ViroLab automatically retrieves data from a variety of sources. It finds the resistance rules provided by the commonly used HIV drug resistance interpretation systems through drug ranking databases like Rega, HIVdb and ANRS. Meanwhile, anonymised patient data comes from participating hospitals, while the literature related to the particular strain of HIV is extracted from the US National Library of Medicine.
As part of ViroLab's work, the project also developed and published a study validating their 'Binding affinity calculator' (BAC) tool, which helps determine which drugs would be more effective and which would be more resistant.

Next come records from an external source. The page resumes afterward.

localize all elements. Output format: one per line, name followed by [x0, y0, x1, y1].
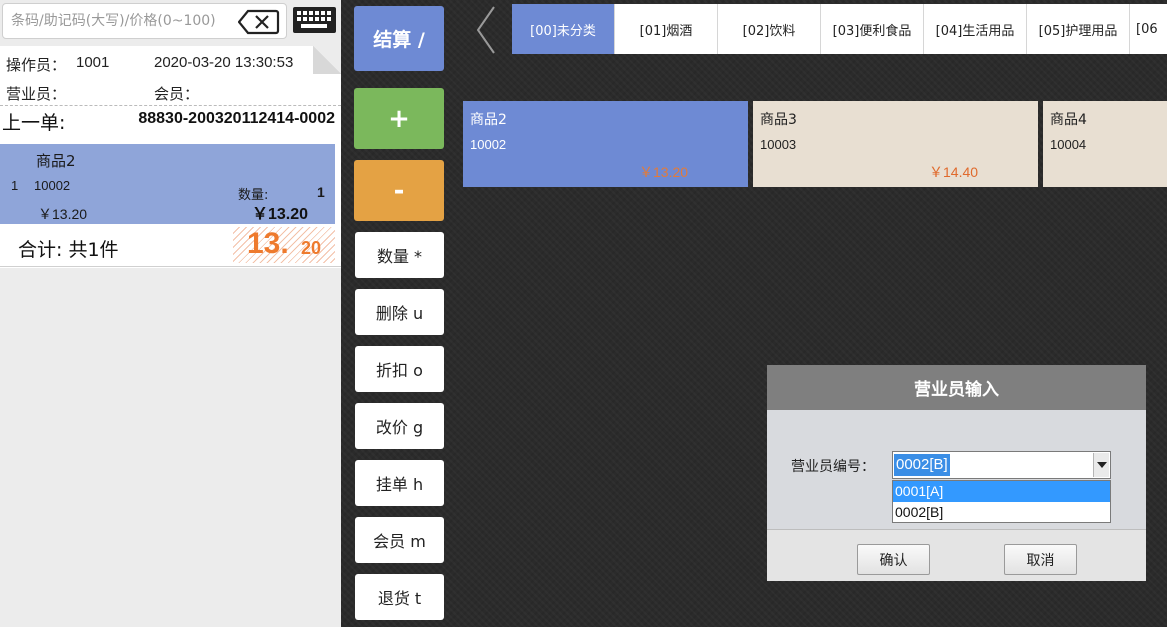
keyboard-icon[interactable]	[292, 6, 337, 34]
hold-order-button[interactable]: 挂单 h	[355, 460, 444, 506]
product-name: 商品4	[1050, 112, 1087, 128]
item-index: 1	[11, 178, 19, 193]
clerk-number-label: 营业员编号：	[791, 459, 875, 475]
clerk-input-dialog: 营业员输入 营业员编号： 0002[B] 0001[A] 0002[B] 确认 …	[767, 365, 1146, 581]
cancel-button[interactable]: 取消	[1004, 544, 1077, 575]
item-unit-price: ￥13.20	[38, 206, 88, 222]
order-item[interactable]: 商品2 1 10002 ￥13.20 数量: 1 ￥13.20	[0, 144, 335, 224]
prev-order-number: 88830-200320112414-0002	[138, 110, 335, 127]
search-box	[2, 3, 287, 39]
datetime: 2020-03-20 13:30:53	[154, 54, 294, 71]
member-label: 会员：	[154, 86, 200, 103]
product-code: 10002	[470, 137, 507, 152]
clerk-option[interactable]: 0001[A]	[893, 481, 1110, 502]
discount-button[interactable]: 折扣 o	[355, 346, 444, 392]
operator-value: 1001	[76, 54, 110, 71]
clerk-options-list: 0001[A] 0002[B]	[892, 480, 1111, 523]
clerk-option[interactable]: 0002[B]	[893, 502, 1110, 523]
item-qty: 1	[317, 184, 325, 200]
chevron-left-icon[interactable]	[474, 4, 498, 56]
selected-value: 0002[B]	[894, 454, 950, 476]
backspace-icon[interactable]	[238, 9, 280, 35]
product-name: 商品3	[760, 112, 797, 128]
clerk-number-select[interactable]: 0002[B]	[892, 451, 1111, 479]
divider	[0, 105, 341, 106]
receipt: 操作员： 1001 2020-03-20 13:30:53 营业员： 会员： 上…	[0, 46, 341, 268]
page-fold	[313, 46, 341, 74]
category-tab[interactable]: [06	[1130, 4, 1167, 54]
checkout-button[interactable]: 结算 /	[354, 6, 444, 71]
quantity-button[interactable]: 数量 *	[355, 232, 444, 278]
item-subtotal: ￥13.20	[252, 206, 309, 223]
category-tab[interactable]: [03]便利食品	[821, 4, 924, 54]
category-tab[interactable]: [04]生活用品	[924, 4, 1027, 54]
total-amount-int: 13.	[247, 227, 289, 260]
category-tab[interactable]: [05]护理用品	[1027, 4, 1130, 54]
clerk-label: 营业员：	[6, 86, 67, 103]
total-label: 合计: 共1件	[18, 239, 119, 261]
category-tab[interactable]: [02]饮料	[718, 4, 821, 54]
total-amount: 13. 20	[233, 227, 335, 263]
increase-qty-button[interactable]: +	[354, 88, 444, 149]
change-price-button[interactable]: 改价 g	[355, 403, 444, 449]
product-code: 10003	[760, 137, 797, 152]
decrease-qty-button[interactable]: -	[354, 160, 444, 221]
delete-button[interactable]: 删除 u	[355, 289, 444, 335]
member-button[interactable]: 会员 m	[355, 517, 444, 563]
category-tab[interactable]: [00]未分类	[512, 4, 615, 54]
order-panel: 操作员： 1001 2020-03-20 13:30:53 营业员： 会员： 上…	[0, 0, 341, 627]
product-price: ￥13.20	[639, 164, 689, 180]
item-code: 10002	[34, 178, 71, 193]
product-name: 商品2	[470, 112, 507, 128]
product-code: 10004	[1050, 137, 1087, 152]
product-price: ￥14.40	[929, 164, 979, 180]
prev-order-label: 上一单:	[2, 112, 66, 134]
product-tile[interactable]: 商品2 10002 ￥13.20	[463, 101, 748, 187]
divider	[0, 266, 341, 267]
total-amount-dec: 20	[301, 238, 322, 258]
operator-label: 操作员：	[6, 57, 67, 74]
confirm-button[interactable]: 确认	[857, 544, 930, 575]
category-tabs: [00]未分类 [01]烟酒 [02]饮料 [03]便利食品 [04]生活用品 …	[512, 4, 1167, 54]
chevron-down-icon[interactable]	[1093, 453, 1109, 477]
dialog-title: 营业员输入	[767, 365, 1146, 410]
product-tile[interactable]: 商品4 10004	[1043, 101, 1167, 187]
return-button[interactable]: 退货 t	[355, 574, 444, 620]
category-tab[interactable]: [01]烟酒	[615, 4, 718, 54]
product-tile[interactable]: 商品3 10003 ￥14.40	[753, 101, 1038, 187]
item-name: 商品2	[36, 152, 76, 170]
dialog-footer: 确认 取消	[767, 529, 1146, 581]
search-input[interactable]	[11, 10, 231, 32]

By using DEISA-powered simulations, the ViroLab project acquired atomic-level insight into molecular-level interactions between a strain of HIV virus and particular drugs. This allowed the project to probe how resistance associated mutations interact with one another and cause changes in drug binding. This type of research could be used to assess the existing rules used to select drugs. But even more hopeful is the work's potential impact on future drug design.
RNAHIV and ViroLab were just two projects in the life sciences that were helped by the supercomputing hardware, software, support and expertise provided by DEISA2.
DEISA2 was funded to the tune of EUR 10.24 million (of EUR 18.65 million total project budget) under the EU's Seventh Framework Programme for research, 'e-Science grid infrastructures' sub-programme.